WASHINGTON — The shock of the Trump administration’s sweeping cuts to the federal workforce are being felt across the country, including in the Lone Star State, which is home to nearly 130,000 federal workers. Employees who have not been on the job for long are among those first targeted.


What You Need To Know

  • After more than a year with the Environmental Protection Agency, Haley Densler, a Dallas-based employee, was abruptly terminated earlier this month as part of the Trump administration's effort to shrink the federal workforce 
  • Densler administered grants and helped communities improve clean water infrastructure and had been driven by her family's personal experience of losing their farm to soil contamination

  • The Trump administration has been targeting probationary workers, who are more-recent hires and have fewer jobs protections, but Densler said she was technically beyond the probationary period

  • Densler has been working with the federal workers union to get reinstated and is in communication with the office of Rep. Julie Johnson, D-Dallas, about the situation

Whether it was a rural town or a big city, Haley Densler helped communities strengthen their clean water infrastructure. 

“It's just kind of ensuring that every community everywhere at this point has access to clean water, clean soil. It's kind of at the top of my priorities, kind of feels like my life's purpose,” Densler said.  

She administered grants as a Dallas-based employee for the Environmental Protection Agency. Densler told Spectrum News she worked on community outreach and enjoyed bonding with different stakeholders. 

“It's kind of a different approach to ensuring access to clean water that way these communities that received the funding had clean pipes, and they could have the funds to repair their pipes and create new wastewater treatment plants or expand or improve them,” Densler said. 

It is a personal mission because Densler grew up on a farm in Kentucky. She said her family grew all kinds of fruits and vegetables to feed their family, as well as neighbors. It was also their source of income. 

“We actually lost the farm due to infertile soil, so that was as a result of a nearby manufacturing site, so it's kind of always been a passion to remediate sites that have a history of contamination,” Densler, who earned a bachelor’s degree in environmental science and a minor in chemistry, said. 

“I really wanted to work for the EPA in particular, just because they have that authority to regulate that sort of action. It kind of hits home for me,” she continued.  

Densler has been doing her job for just over a year, but on Valentine’s Day she received an email saying she was terminated.  

“I unfortunately lost my grandfather, so I had just landed back home here in Kentucky that morning, so I was kind of already going through a flurry of emotions, just trying to cope and be there for my family, but seeing that was kind of icing on the cake.
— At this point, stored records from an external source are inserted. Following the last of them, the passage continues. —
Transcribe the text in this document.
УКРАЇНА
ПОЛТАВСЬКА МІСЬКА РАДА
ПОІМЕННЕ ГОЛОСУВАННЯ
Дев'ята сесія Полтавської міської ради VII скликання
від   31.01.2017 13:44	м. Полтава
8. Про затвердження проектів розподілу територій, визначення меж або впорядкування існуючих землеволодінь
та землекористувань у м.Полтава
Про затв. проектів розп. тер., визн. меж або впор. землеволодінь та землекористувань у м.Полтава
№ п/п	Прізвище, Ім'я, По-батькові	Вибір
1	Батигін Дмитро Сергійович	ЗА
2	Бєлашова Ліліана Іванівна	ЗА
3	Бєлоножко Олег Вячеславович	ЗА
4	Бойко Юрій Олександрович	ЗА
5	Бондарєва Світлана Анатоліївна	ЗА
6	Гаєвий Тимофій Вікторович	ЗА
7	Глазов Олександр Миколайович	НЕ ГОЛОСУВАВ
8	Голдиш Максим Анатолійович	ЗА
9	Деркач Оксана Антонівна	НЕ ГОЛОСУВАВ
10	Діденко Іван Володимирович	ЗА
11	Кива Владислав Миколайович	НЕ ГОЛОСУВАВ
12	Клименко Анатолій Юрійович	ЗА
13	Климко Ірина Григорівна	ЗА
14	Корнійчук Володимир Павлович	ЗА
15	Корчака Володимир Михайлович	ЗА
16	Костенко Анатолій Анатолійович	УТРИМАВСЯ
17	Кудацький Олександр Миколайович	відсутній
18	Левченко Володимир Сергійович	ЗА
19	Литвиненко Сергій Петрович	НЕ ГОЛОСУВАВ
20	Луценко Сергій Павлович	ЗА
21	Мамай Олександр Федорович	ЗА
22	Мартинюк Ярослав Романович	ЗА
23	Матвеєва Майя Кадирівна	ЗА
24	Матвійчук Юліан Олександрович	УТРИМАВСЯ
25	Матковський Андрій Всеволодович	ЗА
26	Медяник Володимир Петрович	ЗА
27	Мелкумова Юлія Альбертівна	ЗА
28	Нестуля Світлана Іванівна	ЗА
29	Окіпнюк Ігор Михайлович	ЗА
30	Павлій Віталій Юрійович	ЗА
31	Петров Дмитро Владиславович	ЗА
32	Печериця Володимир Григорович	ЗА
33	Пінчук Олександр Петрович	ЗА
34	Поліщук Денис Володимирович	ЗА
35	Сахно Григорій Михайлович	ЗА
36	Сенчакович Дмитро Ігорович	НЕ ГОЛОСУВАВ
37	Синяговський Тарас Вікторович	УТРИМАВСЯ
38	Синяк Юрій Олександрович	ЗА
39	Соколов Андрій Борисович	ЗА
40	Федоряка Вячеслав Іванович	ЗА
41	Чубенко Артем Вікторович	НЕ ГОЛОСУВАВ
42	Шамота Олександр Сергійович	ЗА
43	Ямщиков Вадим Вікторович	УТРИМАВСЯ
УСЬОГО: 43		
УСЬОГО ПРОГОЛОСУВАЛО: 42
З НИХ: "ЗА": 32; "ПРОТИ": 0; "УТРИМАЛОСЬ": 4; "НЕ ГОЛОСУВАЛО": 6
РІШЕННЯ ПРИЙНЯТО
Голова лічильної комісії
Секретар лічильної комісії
It kind of instilled a state of shock,” Densler said.

In the effort to shrink the federal workforce of 2.3 million people, the Trump administration has been targeting probationary workers. There are more than 200,000 probationary workers in the U.S., according to the latest data by the Office of Personnel Management. Such workers typically have fewer job protections.

“The probationary period is a continuation of the job application process, not an entitlement for permanent employment,” McLaurine Pinover, a spokesperson for the Office of Personnel Management, told The Associated Press. 

Densler said she was technically five days beyond her probationary period. She has been working with the federal workers union to get reinstated and is in communication with the office of Rep. Julie Johnson, D-Dallas, about the situation. Johnson told Spectrum News she was “appalled” by the mass firings.

“We have some fabulous, very talented folks that work in our civil service, that work in our government because they have a passion for whatever the area or the industry that they're involved in. Haley's passion is environmental and clean water and making sure people have access to that, and that's a passion that's worthy, that we should all celebrate,” Johnson said. “We should all be grateful that we have people in our government that want to make sure we have safe drinking water.”

Johnson added she is also worried about what the layoffs would mean for the country's national security and the economy.

“It adds to our unemployment claims and really adds to the struggles of American families, and it also makes our government non-functioning,” Johnson said. “We have to have employees in order to make the functions of government work.

Densler is confident she could find a job elsewhere, but she said this work is not about the money.

“I would even to this day be reinstated and take a significant pay cut just to be implementing that mission,” Densler said. “It really is just about the personal values and the ability to help our fellow citizens in that way.”